OrbitVM Diary #5 - Return of the Function Call

I have discussed function invocation in Orbit before, but then it was all about resolving functions and handing control. This part is (I think) done. like I’d said last time, I’ve gone with a hybrid message/direct dispatch system. On first invocation, the function is resolved by name, in a hashmap. The bytecode is then doctored so that future invocations are just a matter of following a pointer to the function’s bytecode (code on github).

Calling Convention

Something I need to think about now is how I do parameter passing and local variables. OrbitVM is stack-based, so parameters must be passed, well, on the stack.

I want functions to behave exactly like opcodes, stack wise: after a function returns, all of its parameters must have been popped off the stack, and the return value pushed on top of it. The stack before the function call might look like this (the stack grows downwards):

|---------------|
| some value    | 
| param 0       |
| param 1       |
| param 2       |
|               |<-- Stack Pointer
|               |
|_______________|

When preparing the function call, we create a new call frame. It holds a base pointer points to the base of the frame, which should be the first element in the parameter list. This way, a simple currentFrame->stackBase[0] gives us the first parameter. good.

|---------------|
| some value    | 
| param 0       |<-- Base Pointer
| param 1       |
| param 2       |
|               |<-- Stack Pointer
|               |
|_______________|

There are two opcodes in Orbit that deal with local variables: load_local and store_local. What they do is pretty obvious: they either push a value from a local variable slot to the top of the stack, or pop one from the stack into a local variable slot. So we need an array of locals, somewhere.

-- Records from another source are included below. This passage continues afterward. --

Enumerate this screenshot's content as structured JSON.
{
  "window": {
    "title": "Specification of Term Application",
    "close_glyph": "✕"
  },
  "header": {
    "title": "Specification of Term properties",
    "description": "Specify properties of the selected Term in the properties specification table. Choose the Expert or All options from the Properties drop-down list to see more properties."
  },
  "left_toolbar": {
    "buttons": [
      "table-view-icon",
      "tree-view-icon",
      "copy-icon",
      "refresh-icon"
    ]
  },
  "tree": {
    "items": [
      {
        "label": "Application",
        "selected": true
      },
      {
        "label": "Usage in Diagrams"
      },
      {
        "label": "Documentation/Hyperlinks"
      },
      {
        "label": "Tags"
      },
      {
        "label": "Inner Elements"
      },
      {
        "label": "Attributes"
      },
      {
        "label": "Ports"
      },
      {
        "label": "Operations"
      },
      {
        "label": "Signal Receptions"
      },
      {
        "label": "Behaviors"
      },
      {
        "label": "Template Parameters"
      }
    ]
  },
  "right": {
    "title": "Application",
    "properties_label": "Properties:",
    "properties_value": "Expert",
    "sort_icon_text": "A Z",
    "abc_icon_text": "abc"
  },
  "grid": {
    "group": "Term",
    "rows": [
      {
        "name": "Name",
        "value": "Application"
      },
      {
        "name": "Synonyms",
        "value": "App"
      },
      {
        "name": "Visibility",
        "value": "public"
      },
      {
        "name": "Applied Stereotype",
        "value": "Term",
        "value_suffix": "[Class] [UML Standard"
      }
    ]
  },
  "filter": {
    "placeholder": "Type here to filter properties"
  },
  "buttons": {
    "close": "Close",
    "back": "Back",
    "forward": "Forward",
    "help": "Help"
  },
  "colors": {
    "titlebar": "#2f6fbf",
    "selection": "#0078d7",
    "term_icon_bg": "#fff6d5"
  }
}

Once in a function, parameters are used like local variables, thus there’s no need to handle them any differently. When we call the function, instead of leaving the stack pointer untouched, we move it down by the number of local variables slots required by the function (this is know at compile time, and embedded in the bytecode file). For example, if our example function requires two local variables, the stack right after invocation will look like this:

|---------------|
| some value    | 
| param 0       |<-- Base Pointer
| param 1       |
| param 2       |
| local 0       |<-- (Old Stack Pointer)
| local 1       |
|_______________|<-- Stack Pointer

“local 0” and “local 1” is not completely accurate. To push the first local variable’s value onto, the stack, the bytecode will actually push the value at index #4 in the locals/parameter array (load_local, 0x04) . I could have a second pointer that points to the start of the local variables, but that would require a second pair of opcodes (load_param, store_param), while the compiler can just offset local variable access by the number of parameters.

Returning

Returning is pretty simple. We’ve stored where the stack pointer (minus our parameters were) in the frame’s base pointer, So we can restore that. There’s one gotcha: if there was a return value (and we called return_val instead of just return), it was on top of the stack, and we just lost track of that when we restored the stack pointer. So if we’re returning a value, return_val must pop the return value, restore the stack pointer, and then push the return value back on the (newly restored) top of the stack.

|---------------|
| some value    | 
| return value  |<-- (Old Base Pointer)
|               |<-- Stack Pointer
|               |
|               |
|               |
|_______________|

And this achieves exactly what I want: the three parameters were popped off the stack, never to be seen again, and the return value is on top. The only change I need to make the the current implementation is add the number of local variables to the (work-in-progress) bytecode file format.